Scraping Banco Mundial.
library(RSelenium)
library(tidyverse)
library(lubridate)
library(rvest)
library(glue)
library(dplyr) #Para calcular la variación mensual
library(jsonlite)
library(plotly)
library(readxl)
link = "https://www.worldbank.org/en/research/commodity-markets#1"
eCaps <- list(
chromeOptions =
list(prefs = list("profile.default_content_settings.popups" = 0L,
"download.prompt_for_download" = FALSE,
"directory_upgrade" = TRUE,
"download.default_directory" = getwd() %>% str_replace_all("/", "\\\\"))
)
)
driver <- remoteDriver(remoteServerAddr = "localhost",
browserName = "chrome",
extraCapabilities = eCaps) # Inicia o driver
driver$open() # Abre navegador/browser
driver$navigate(link) # Navega pelo link
driver$maxWindowSize() # Maximiza a janela do navegador
boton_p_mensuales<- driver$findElement(using = 'link text', value = 'Monthly prices')

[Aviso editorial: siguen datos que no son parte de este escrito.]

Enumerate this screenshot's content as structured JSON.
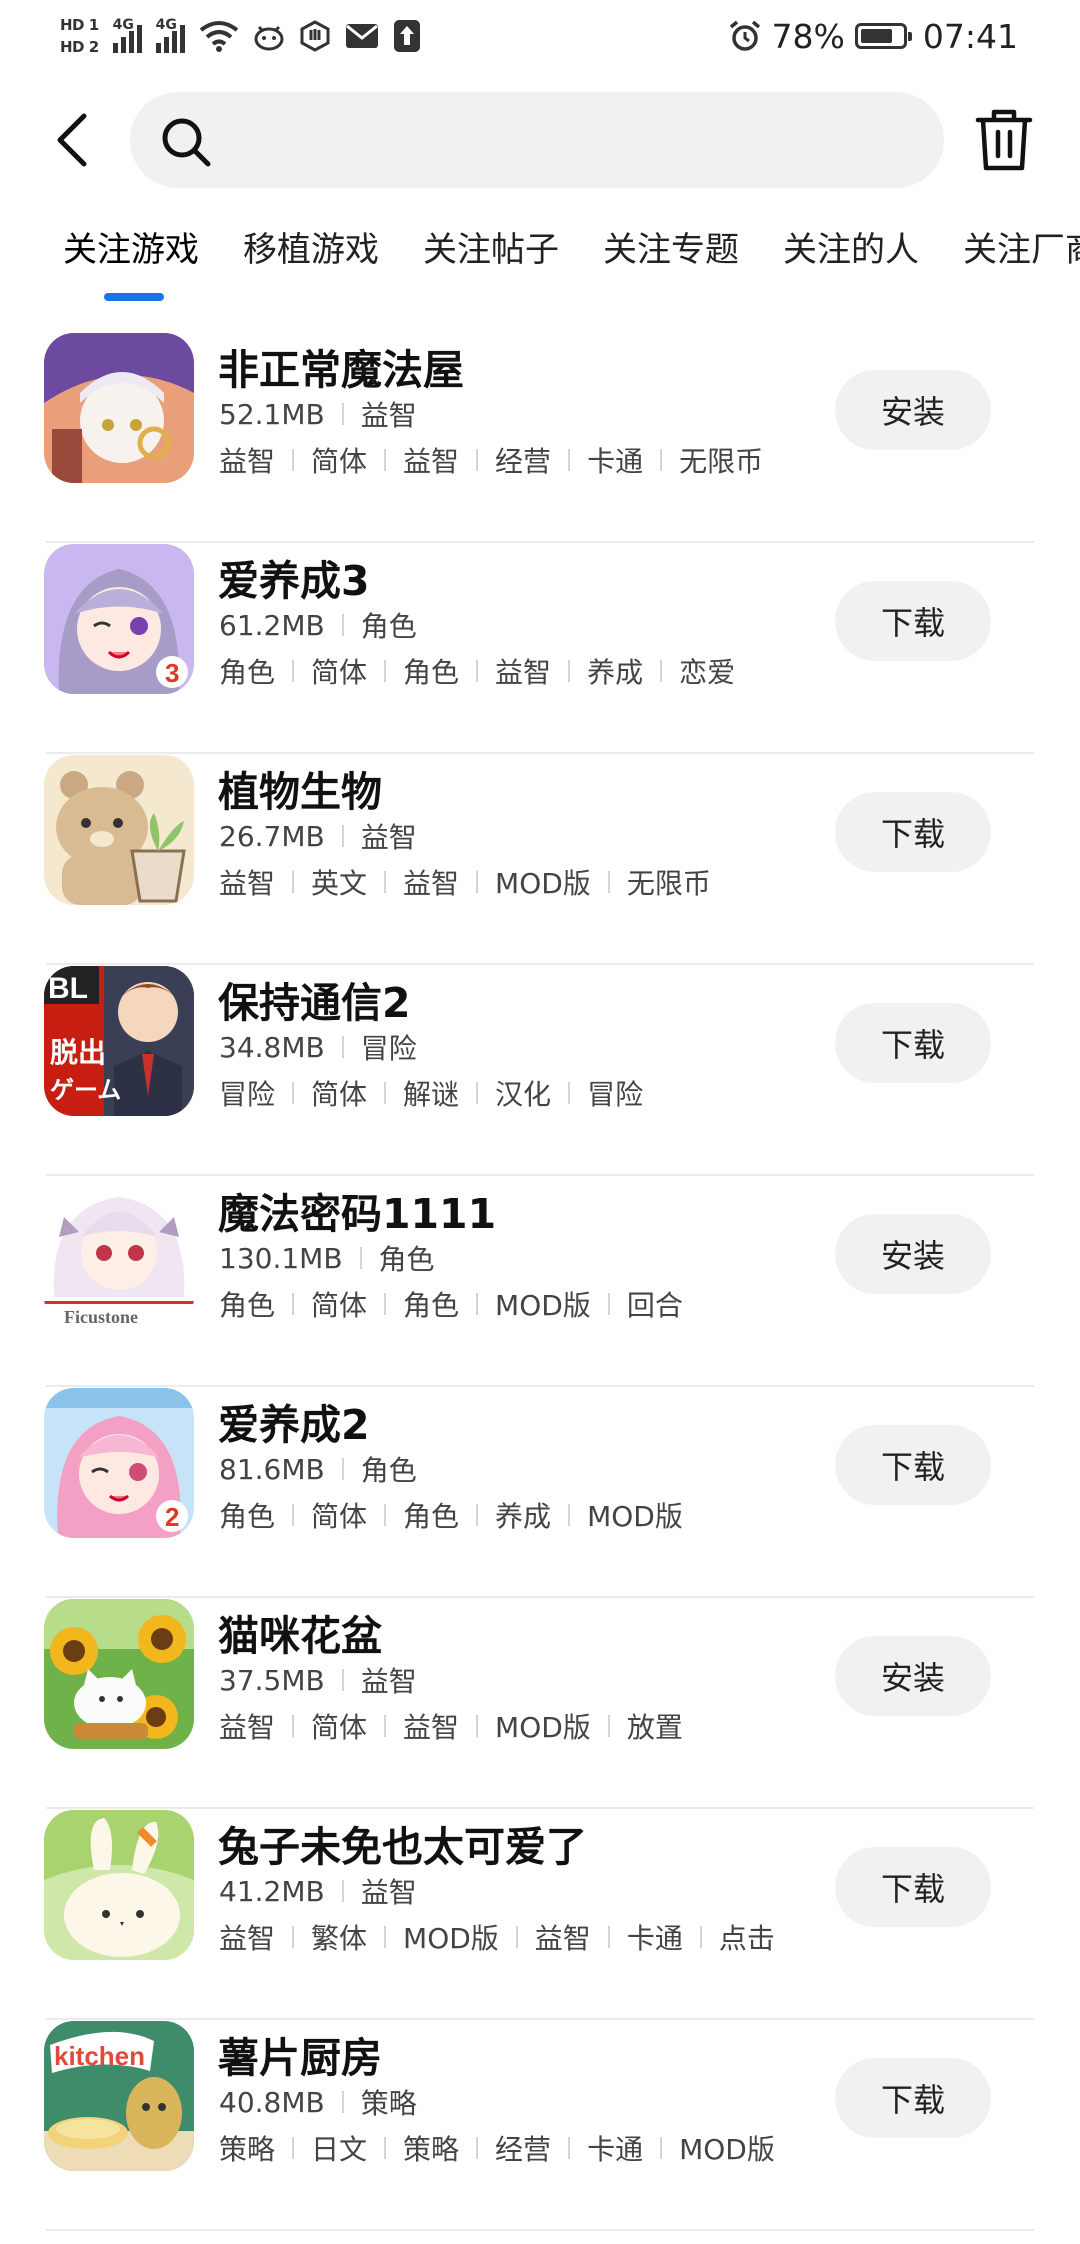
{
  "status_bar": {
    "hd1": "HD 1",
    "hd2": "HD 2",
    "net1": "4G",
    "net2": "4G",
    "battery_percent": "78%",
    "battery_level": 0.78,
    "time": "07:41"
  },
  "search": {
    "placeholder": ""
  },
  "tabs": [
    {
      "label": "关注游戏"
    },
    {
      "label": "移植游戏"
    },
    {
      "label": "关注帖子"
    },
    {
      "label": "关注专题"
    },
    {
      "label": "关注的人"
    },
    {
      "label": "关注厂商"
    }
  ],
  "active_tab_index": 0,
  "games": [
    {
      "title": "非正常魔法屋",
      "size": "52.1MB",
      "category": "益智",
      "tags": [
        "益智",
        "简体",
        "益智",
        "经营",
        "卡通",
        "无限币"
      ],
      "action": "安装",
      "icon": "witch-girl-icon"
    },
    {
      "title": "爱养成3",
      "size": "61.2MB",
      "category": "角色",
      "tags": [
        "角色",
        "简体",
        "角色",
        "益智",
        "养成",
        "恋爱"
      ],
      "action": "下载",
      "icon": "anime-girl-icon"
    },
    {
      "title": "植物生物",
      "size": "26.7MB",
      "category": "益智",
      "tags": [
        "益智",
        "英文",
        "益智",
        "MOD版",
        "无限币"
      ],
      "action": "下载",
      "icon": "bear-plant-icon"
    },
    {
      "title": "保持通信2",
      "size": "34.8MB",
      "category": "冒险",
      "tags": [
        "冒险",
        "简体",
        "解谜",
        "汉化",
        "冒险"
      ],
      "action": "下载",
      "icon": "escape-game-icon"
    },
    {
      "title": "魔法密码1111",
      "size": "130.1MB",
      "category": "角色",
      "tags": [
        "角色",
        "简体",
        "角色",
        "MOD版",
        "回合"
      ],
      "action": "安装",
      "icon": "ficustone-girl-icon"
    },
    {
      "title": "爱养成2",
      "size": "81.6MB",
      "category": "角色",
      "tags": [
        "角色",
        "简体",
        "角色",
        "养成",
        "MOD版"
      ],
      "action": "下载",
      "icon": "pink-hair-girl-icon"
    },
    {
      "title": "猫咪花盆",
      "size": "37.5MB",
      "category": "益智",
      "tags": [
        "益智",
        "简体",
        "益智",
        "MOD版",
        "放置"
      ],
      "action": "安装",
      "icon": "sunflower-cat-icon"
    },
    {
      "title": "兔子未免也太可爱了",
      "size": "41.2MB",
      "category": "益智",
      "tags": [
        "益智",
        "繁体",
        "MOD版",
        "益智",
        "卡通",
        "点击"
      ],
      "action": "下载",
      "icon": "bunny-icon"
    },
    {
      "title": "薯片厨房",
      "size": "40.8MB",
      "category": "策略",
      "tags": [
        "策略",
        "日文",
        "策略",
        "经营",
        "卡通",
        "MOD版"
      ],
      "action": "下载",
      "icon": "potato-kitchen-icon"
    }
  ]
}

boton_p_mensuales$clickElement()
Sys.sleep(5)
Nos interesan algunos de los datos. No todos.
Importamos el excel descargado.
Eliminamos las primeras 4 filas.
Concatenar las dos primeras filas para que aparezca la unidad de medida.
Modificar el nombre de la primera columna, “Fecha”.
Eliminar todos los M que hacen referencia al mes por “-” para luego agregarle “-01” y así convertirlo a un formato fecha manipulable.
BM <- read_excel("./CMO-Historical-Data-Monthly.xlsx", sheet = "Monthly Prices", skip = 4, col_names = F)
BM_header <- BM[c(1,2), ]
BM_header <- rbind(BM_header, row3 = apply(BM_header, 2, paste0, collapse = " "))
BM_DF <- rbind(BM_header[-c(1:2),], BM[-c(1:3),])
names(BM_DF) <- as.matrix(BM_DF[1, ])
BM_DF <- BM_DF[-1, ]
BM_DF[] <- lapply(BM_DF, function(x) type.convert(as.character(x)))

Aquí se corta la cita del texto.